The Carnivorous City Read online

Page 2


  ‘How is your son?’ Abel asked Ada as they made the turn from Adekunle onto Third Mainland Bridge.

  ‘Fine. His name is Zeal.’

  ‘Zeal. Soni gave his son an English name?’ Soni had rebelled against his name, Sunderland, changing it to Soni the moment he could.

  ‘Zeal is not an English name. It is short for Zealinjo. Flee from evil.’

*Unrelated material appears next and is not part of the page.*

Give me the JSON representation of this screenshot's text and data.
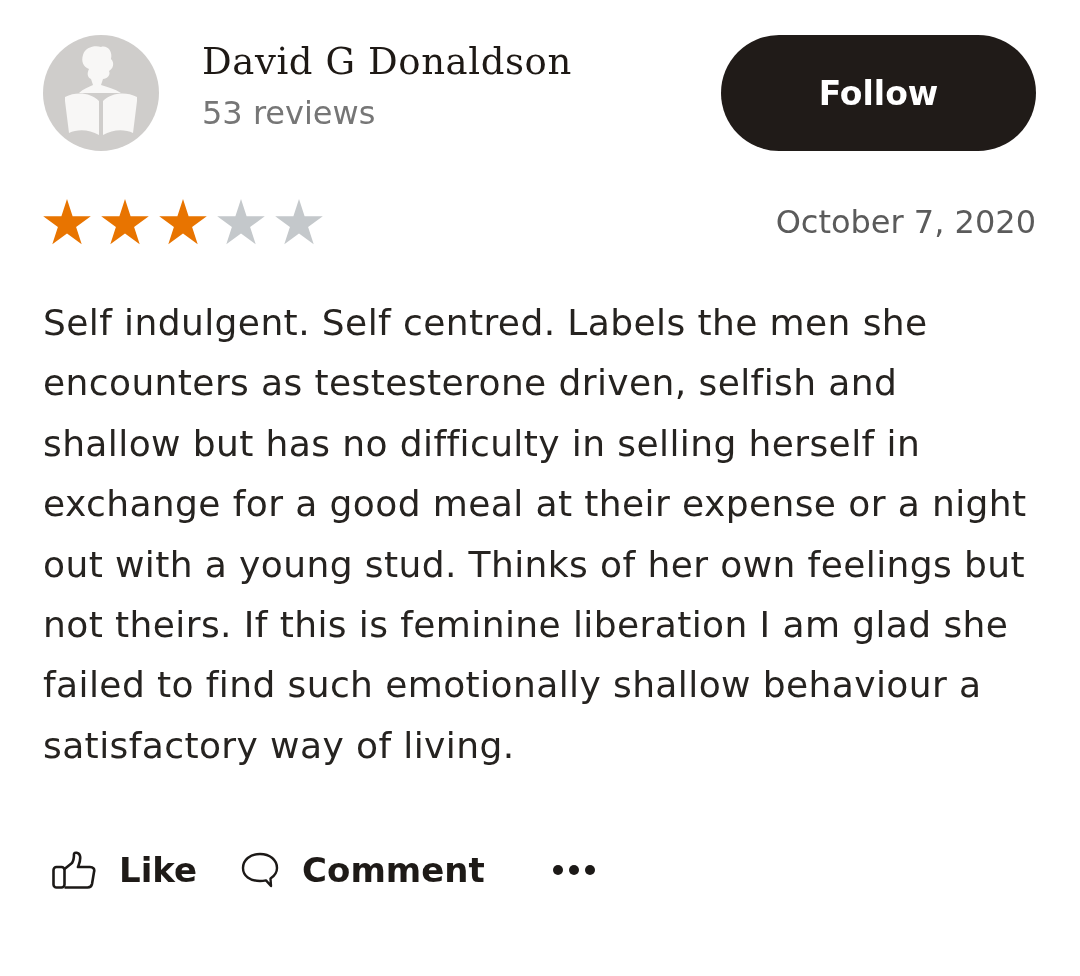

  ‘Oh, sorry about that,’ Abel said recalling at that moment that Soni had actually sent him a text with all the names and had even asked him to propose one. ‘Do you think he knows what is going on? The fact that his father is missing?’

  ‘Not really. You know your brother used to travel a lot. But I’m sure he can feel that this trip is different. I don’t think Zeal is too young to realise that this trip has lasted a bit too long.’

  ‘Thank God for innocence,’ Abel said. ‘What are the police saying?’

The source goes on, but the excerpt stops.